Publication Title

North Carolina Law Review

Keywords

advertising

Document Type

Article

Abstract

Embedded advertising—marketing that promotes brands from within entertainment content—is a thriving, rapidly changing practice. Analysts estimate that embedded advertising expenditures will exceed $10 billion in 2010. The market continues to grow even as traditional advertising revenues contract. The relatively few legal scholars who have studied embedded advertising believe that it is under-regulated. Ineffective regulation, they claim, is deeply troubling because corporations may, with legal impunity, deceptively pitch products to trusting viewers. Critics charge that embedded advertising creates "hyper-commercialism," distorts consumers' tastes, taints the artistic process, and erodes faith in public discourse.

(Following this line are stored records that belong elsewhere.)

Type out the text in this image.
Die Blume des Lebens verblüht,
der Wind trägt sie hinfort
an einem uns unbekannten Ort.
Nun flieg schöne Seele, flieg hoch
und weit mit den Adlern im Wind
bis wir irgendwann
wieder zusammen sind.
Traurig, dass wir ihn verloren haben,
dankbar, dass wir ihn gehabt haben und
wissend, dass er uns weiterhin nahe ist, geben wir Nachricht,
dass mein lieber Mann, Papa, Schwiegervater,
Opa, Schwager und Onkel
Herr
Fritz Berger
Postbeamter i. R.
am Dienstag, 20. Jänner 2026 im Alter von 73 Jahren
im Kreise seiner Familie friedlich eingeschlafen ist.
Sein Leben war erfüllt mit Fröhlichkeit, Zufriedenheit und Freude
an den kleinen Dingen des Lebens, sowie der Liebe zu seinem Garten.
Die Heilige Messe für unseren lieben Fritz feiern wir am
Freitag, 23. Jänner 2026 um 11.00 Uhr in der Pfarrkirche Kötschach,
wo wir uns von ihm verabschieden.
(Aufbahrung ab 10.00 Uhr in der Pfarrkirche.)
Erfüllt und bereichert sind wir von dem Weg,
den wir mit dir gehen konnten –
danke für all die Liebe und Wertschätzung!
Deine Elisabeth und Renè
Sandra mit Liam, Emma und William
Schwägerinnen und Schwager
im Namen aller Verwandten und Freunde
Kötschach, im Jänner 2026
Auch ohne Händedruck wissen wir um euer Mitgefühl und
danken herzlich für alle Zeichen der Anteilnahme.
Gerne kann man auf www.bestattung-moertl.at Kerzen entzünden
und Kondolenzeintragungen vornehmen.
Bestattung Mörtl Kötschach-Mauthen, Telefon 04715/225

This Article argues that the critics are wrong. Sponsorship disclosure law under the Communications Act of 1934 and related regulations is indeed largely ineffective, in part because the media industry has consolidated considerably and in part because the drafters could not imagine the diverse ways we create and consume media content in the twenty-first century. Congress conceived the law not only for yesterday's marketplace, but also for yesterday's consumer. The media consumer today is a "venture consumer." Often, she knows what she wants, knows where to get it, and is aware of the risks and costs involved. The mismatch between regulators' imagined consumer and the contemporary consumer means that expanded regulation of embedded advertising according to current reform proposals could end up harming consumers more than helping them.

Moreover, embedded advertising is not especially amenable to effective regulation, given the incentives for artists and advertisers to collaborate in the production of entertainment content. In light of both the difficulty of correcting the regime's flaws and the consumer interests threatened by expanded regulation, this Article concludes that maintaining the law as-is—rather than expanding it through the proposed reforms—better serves the consumer.